Assurément la jeune fille ne vivait pas dans un milieu digne d’elle ; les amis auxquels elle venait de rendre visite, bien qu’excellentes gens, ne pouvaient que la gâter. Emma connaissait les Martin de réputation : ceux-ci étaient, en effet, locataires d’une grande ferme appartenant à M. Knightley ; elle savait qu’il avait d’eux une excellente opinion, mais à son avis ils ne pouvaient pas devenir les amis intimes d’une jeune fille à laquelle il ne manquait, pour être parfaite, qu’un peu plus de savoir-vivre et d’élégance.

La soirée parut courte à Emma et elle fut surprise en apercevant soudain la table du souper devant la cheminée ; ce fut de la meilleure grâce du monde qu’elle servit à ses invités les ris de veau et les huîtres cuites.

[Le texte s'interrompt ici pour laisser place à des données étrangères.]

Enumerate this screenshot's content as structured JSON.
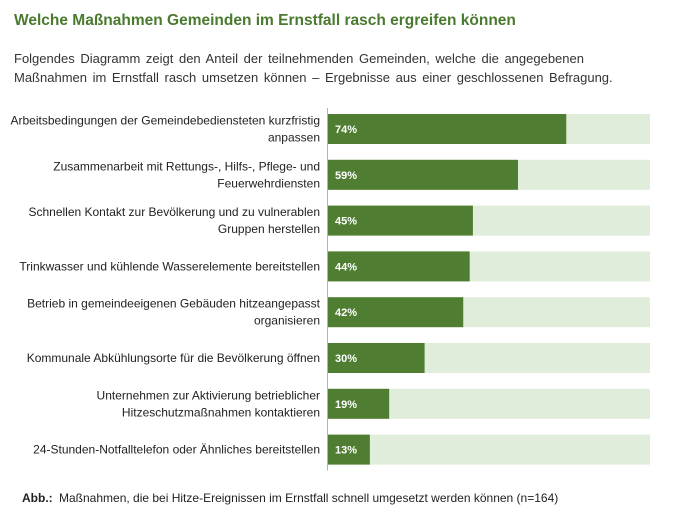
{
  "header": {
    "title": "Welche Maßnahmen Gemeinden im Ernstfall rasch ergreifen können",
    "subtitle": "Folgendes Diagramm zeigt den Anteil der teilnehmenden Gemeinden, welche die angegebenen Maßnahmen im Ernstfall rasch umsetzen können – Ergebnisse aus einer geschlossenen Befragung."
  },
  "caption": {
    "prefix": "Abb.:",
    "text": "Maßnahmen, die bei Hitze-Ereignissen im Ernstfall schnell umgesetzt werden können (n=164)"
  },
  "colors": {
    "bar": "#4f7d32",
    "track": "#e1eddb",
    "axis": "#b3b3b3",
    "value_text": "#ffffff",
    "title": "#4a7a2e"
  },
  "chart_data": {
    "type": "bar",
    "orientation": "horizontal",
    "xlim": [
      0,
      100
    ],
    "unit": "%",
    "categories": [
      [
        "Arbeitsbedingungen der Gemeindebediensteten kurzfristig",
        "anpassen"
      ],
      [
        "Zusammenarbeit mit Rettungs-, Hilfs-, Pflege- und",
        "Feuerwehrdiensten"
      ],
      [
        "Schnellen Kontakt zur Bevölkerung und zu vulnerablen",
        "Gruppen herstellen"
      ],
      [
        "Trinkwasser und kühlende Wasserelemente bereitstellen"
      ],
      [
        "Betrieb in gemeindeeigenen Gebäuden hitzeangepasst",
        "organisieren"
      ],
      [
        "Kommunale Abkühlungsorte für die Bevölkerung öffnen"
      ],
      [
        "Unternehmen zur Aktivierung betrieblicher",
        "Hitzeschutzmaßnahmen kontaktieren"
      ],
      [
        "24-Stunden-Notfalltelefon oder Ähnliches bereitstellen"
      ]
    ],
    "values": [
      74,
      59,
      45,
      44,
      42,
      30,
      19,
      13
    ],
    "value_labels": [
      "74%",
      "59%",
      "45%",
      "44%",
      "42%",
      "30%",
      "19%",
      "13%"
    ]
  }
}
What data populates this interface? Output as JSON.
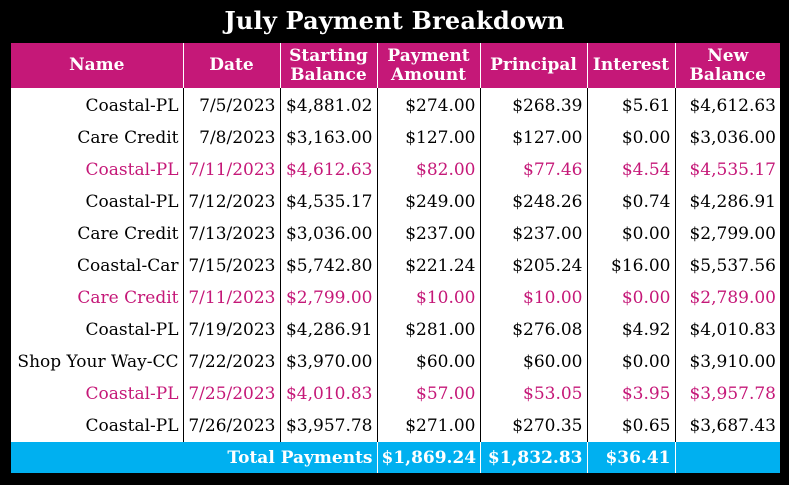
{
  "title": "July Payment Breakdown",
  "headers": {
    "name": "Name",
    "date": "Date",
    "starting_balance_1": "Starting",
    "starting_balance_2": "Balance",
    "payment_amount_1": "Payment",
    "payment_amount_2": "Amount",
    "principal": "Principal",
    "interest": "Interest",
    "new_balance_1": "New",
    "new_balance_2": "Balance"
  },
  "rows": [
    {
      "name": "Coastal-PL",
      "date": "7/5/2023",
      "starting": "$4,881.02",
      "payment": "$274.00",
      "principal": "$268.39",
      "interest": "$5.61",
      "new": "$4,612.63"
    },
    {
      "name": "Care Credit",
      "date": "7/8/2023",
      "starting": "$3,163.00",
      "payment": "$127.00",
      "principal": "$127.00",
      "interest": "$0.00",
      "new": "$3,036.00"
    },
    {
      "name": "Coastal-PL",
      "date": "7/11/2023",
      "starting": "$4,612.63",
      "payment": "$82.00",
      "principal": "$77.46",
      "interest": "$4.54",
      "new": "$4,535.17"
    },
    {
      "name": "Coastal-PL",
      "date": "7/12/2023",
      "starting": "$4,535.17",
      "payment": "$249.00",
      "principal": "$248.26",
      "interest": "$0.74",
      "new": "$4,286.91"
    },
    {
      "name": "Care Credit",
      "date": "7/13/2023",
      "starting": "$3,036.00",
      "payment": "$237.00",
      "principal": "$237.00",
      "interest": "$0.00",
      "new": "$2,799.00"
    },
    {
      "name": "Coastal-Car",
      "date": "7/15/2023",
      "starting": "$5,742.80",
      "payment": "$221.24",
      "principal": "$205.24",
      "interest": "$16.00",
      "new": "$5,537.56"
    },
    {
      "name": "Care Credit",
      "date": "7/11/2023",
      "starting": "$2,799.00",
      "payment": "$10.00",
      "principal": "$10.00",
      "interest": "$0.00",
      "new": "$2,789.00"
    },
    {
      "name": "Coastal-PL",
      "date": "7/19/2023",
      "starting": "$4,286.91",
      "payment": "$281.00",
      "principal": "$276.08",
      "interest": "$4.92",
      "new": "$4,010.83"
    },
    {
      "name": "Shop Your Way-CC",
      "date": "7/22/2023",
      "starting": "$3,970.00",
      "payment": "$60.00",
      "principal": "$60.00",
      "interest": "$0.00",
      "new": "$3,910.00"
    },
    {
      "name": "Coastal-PL",
      "date": "7/25/2023",
      "starting": "$4,010.83",
      "payment": "$57.00",
      "principal": "$53.05",
      "interest": "$3.95",
      "new": "$3,957.78"
    },
    {
      "name": "Coastal-PL",
      "date": "7/26/2023",
      "starting": "$3,957.78",
      "payment": "$271.00",
      "principal": "$270.35",
      "interest": "$0.65",
      "new": "$3,687.43"
    }
  ],
  "totals": {
    "label": "Total Payments",
    "payment": "$1,869.24",
    "principal": "$1,832.83",
    "interest": "$36.41"
  },
  "colors": {
    "header_bg": "#c51878",
    "highlight_text": "#c51878",
    "footer_bg": "#00b0f0",
    "background": "#000000"
  }
}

Dans ces occasions, le pauvre M. Woodhouse passait par de cruelles alternatives : il était de nature très hospitalier mais, d’autre part, il désapprouvait les repas tardifs et, guidé par sa sollicitude pour la santé de ses hôtes, il les voyait avec regret faire honneur au menu ; lui-même se contentait d’une tasse de bouillie légère dont il vantait les avantages hygiéniques ; néanmoins, par politesse, il se croyait forcé de dire :

« Mademoiselle Bates, permettez-moi de vous conseiller de prendre un de ces œufs ; un œuf cuit à point n’est pas malsain ; Serge fait cuire un œuf à la coque comme personne. Madame Bates, prenez un petit morceau de tarte, un très petit morceau ; ce sont des tartes aux pommes. Soyez tranquille : on ne vous servira pas de dangereuses conserves ; je ne vous propose pas de prendre du sucre candi. Mme Goddard, que dites-vous d’un demi-verre de vin coupé d’eau ? »

Emma laissait parler son père, mais s’occupait de ses invitées d’une façon plus efficace. Ce soir-là, elle avait particulièrement à cœur de contenter tout le monde. Quant à Mlle Smith son bonheur fut complet ; Mlle Woodhouse était un si grand personnage à Highbury que la perspective de lui être présentée lui avait causé tout d’abord autant de crainte que de plaisir ; la reconnaissante créature partit ravie de l’affabilité avec laquelle Mlle Woodhouse lui avait serré la main au moment des adieux.